I’m excited to announce that IIS has released a Release Candidate of the new IIS7 Application Request Routing (ARR) extension! ARR enables Web server administrators to easily scale-out Web applications and improve reliability through HTTP-level, rule-based routing and load balancing. Read more about the cool new features in this new release and check out the updated documentation.
Download the RC release:
For those who are new to IIS7’s ARR module, here are the benefits it provides:
Balance loads more efficiently across servers to maximize resource utilization
Increase Security and Scalability of Application Servers
Administrators can use IIS7 and the Application Request Routing feature on a reduced-footprint Windows Server core machine(s) to handle incoming requests, and then place traditional Web Application Servers on a middle tier of machines, which can protected behind additional firewalls and not exposed directly to the internet. This protects feature-rich Web application servers from being directly exposed to internet hacking attempts, and enables to scale-out cpu-intensive Web application servers independently.

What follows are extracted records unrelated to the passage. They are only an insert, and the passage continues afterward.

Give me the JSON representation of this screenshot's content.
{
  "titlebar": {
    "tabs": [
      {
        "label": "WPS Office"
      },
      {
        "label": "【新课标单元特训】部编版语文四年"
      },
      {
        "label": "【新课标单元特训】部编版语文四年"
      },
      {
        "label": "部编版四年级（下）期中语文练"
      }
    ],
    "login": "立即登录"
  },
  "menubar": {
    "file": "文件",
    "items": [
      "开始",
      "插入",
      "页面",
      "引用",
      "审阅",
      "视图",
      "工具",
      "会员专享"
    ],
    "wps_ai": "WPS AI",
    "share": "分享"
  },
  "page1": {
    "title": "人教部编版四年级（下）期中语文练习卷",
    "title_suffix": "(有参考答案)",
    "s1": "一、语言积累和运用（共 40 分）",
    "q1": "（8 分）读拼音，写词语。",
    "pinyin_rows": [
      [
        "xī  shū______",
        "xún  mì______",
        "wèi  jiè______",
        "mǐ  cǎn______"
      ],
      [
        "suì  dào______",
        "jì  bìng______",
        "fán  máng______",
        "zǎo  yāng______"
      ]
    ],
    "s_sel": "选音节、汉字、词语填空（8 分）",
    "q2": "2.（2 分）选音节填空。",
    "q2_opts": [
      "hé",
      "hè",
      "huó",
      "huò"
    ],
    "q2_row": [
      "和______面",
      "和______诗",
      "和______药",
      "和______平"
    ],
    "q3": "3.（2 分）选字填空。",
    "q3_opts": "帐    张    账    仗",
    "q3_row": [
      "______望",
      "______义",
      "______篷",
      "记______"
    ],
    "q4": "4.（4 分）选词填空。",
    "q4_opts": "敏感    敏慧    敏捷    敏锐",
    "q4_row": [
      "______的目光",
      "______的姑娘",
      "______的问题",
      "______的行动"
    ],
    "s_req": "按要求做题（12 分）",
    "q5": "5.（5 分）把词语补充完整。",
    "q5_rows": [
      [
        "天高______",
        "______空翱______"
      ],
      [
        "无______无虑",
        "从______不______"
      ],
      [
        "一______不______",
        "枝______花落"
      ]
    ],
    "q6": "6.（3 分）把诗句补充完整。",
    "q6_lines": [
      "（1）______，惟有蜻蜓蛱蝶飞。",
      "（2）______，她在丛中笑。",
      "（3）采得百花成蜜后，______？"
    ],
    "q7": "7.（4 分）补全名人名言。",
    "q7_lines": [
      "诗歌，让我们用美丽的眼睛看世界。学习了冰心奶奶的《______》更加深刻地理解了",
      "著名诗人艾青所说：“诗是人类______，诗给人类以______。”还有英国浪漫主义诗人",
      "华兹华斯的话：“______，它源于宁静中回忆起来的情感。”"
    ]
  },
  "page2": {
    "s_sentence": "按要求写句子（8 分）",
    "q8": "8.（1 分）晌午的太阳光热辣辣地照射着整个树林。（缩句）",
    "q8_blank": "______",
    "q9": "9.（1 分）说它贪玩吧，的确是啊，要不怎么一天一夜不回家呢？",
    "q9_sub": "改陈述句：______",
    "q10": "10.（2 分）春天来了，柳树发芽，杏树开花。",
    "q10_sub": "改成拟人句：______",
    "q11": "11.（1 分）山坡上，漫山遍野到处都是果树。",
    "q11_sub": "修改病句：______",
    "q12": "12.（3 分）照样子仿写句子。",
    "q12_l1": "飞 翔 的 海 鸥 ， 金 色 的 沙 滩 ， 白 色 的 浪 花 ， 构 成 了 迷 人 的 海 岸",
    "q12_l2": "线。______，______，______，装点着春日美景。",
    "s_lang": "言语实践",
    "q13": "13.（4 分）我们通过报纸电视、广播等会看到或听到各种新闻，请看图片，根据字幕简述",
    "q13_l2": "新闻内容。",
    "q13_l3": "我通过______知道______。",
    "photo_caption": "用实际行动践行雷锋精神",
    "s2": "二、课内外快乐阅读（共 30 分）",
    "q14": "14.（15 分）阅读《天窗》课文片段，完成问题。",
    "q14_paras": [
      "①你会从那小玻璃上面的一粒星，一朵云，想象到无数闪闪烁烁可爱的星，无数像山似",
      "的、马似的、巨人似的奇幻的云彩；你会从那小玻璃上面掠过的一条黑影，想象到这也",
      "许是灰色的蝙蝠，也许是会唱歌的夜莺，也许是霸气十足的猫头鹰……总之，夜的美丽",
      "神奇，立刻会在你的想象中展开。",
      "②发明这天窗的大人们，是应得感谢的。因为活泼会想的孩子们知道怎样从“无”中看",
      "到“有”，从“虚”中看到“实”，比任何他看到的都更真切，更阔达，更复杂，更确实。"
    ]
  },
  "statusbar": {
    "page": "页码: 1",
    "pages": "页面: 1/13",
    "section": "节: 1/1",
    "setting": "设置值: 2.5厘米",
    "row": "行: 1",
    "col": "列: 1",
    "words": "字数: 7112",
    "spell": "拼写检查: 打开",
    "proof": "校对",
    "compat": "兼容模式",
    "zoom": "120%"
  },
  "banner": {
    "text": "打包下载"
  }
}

Manage and monitor multiple server farms more easily through IIS Manager
ARR lets administrators create, manage, and apply load balancing rules to server farms in IIS 7.0 Manager. Administrators can then easily add or remove servers from a server farm to match demand without impacting application availability. ARR also includes live traffic and URL test monitoring capabilities to determine the health of individual servers and configuration settings, while allowing administrators to view aggregated runtime statistics in IIS 7.0 Manager.
Optimize and scale server capacity through client and host name affinity
Administrators can use ARR to route all requests from a specific client to a specific Web application server in a server farm by creating an affinity between the client and server. ARR includes the ability to differentiate clients behind Network Address Traversal (NAT) firewalls and hardware load-balancers, so each client is treated independently. Host name affinity lets hosting providers optimize resources per server and offer scaled solutions by routing requests to servers based on host name.
- HTTP based routing decisions built using rules that examine HTTP request information
- Sophisticated load balancing algorithms to determine appropriate servers to service the HTTP requests
- Health monitoring for live traffic and specific URLs to determine the health of servers with a set of configuration parameters provided to calibrate baseline server health
- Client affinity to direct all requests from a client to a specific server by using cookies.
- Host name affinity to streamline administration for Web servers and to create additional business opportunities.
- Management of multiple server farms to enable pilot management and A/B testing scenarios.
- Management and monitoring of all configuration settings and aggregated runtime statistics through IIS Manager interface.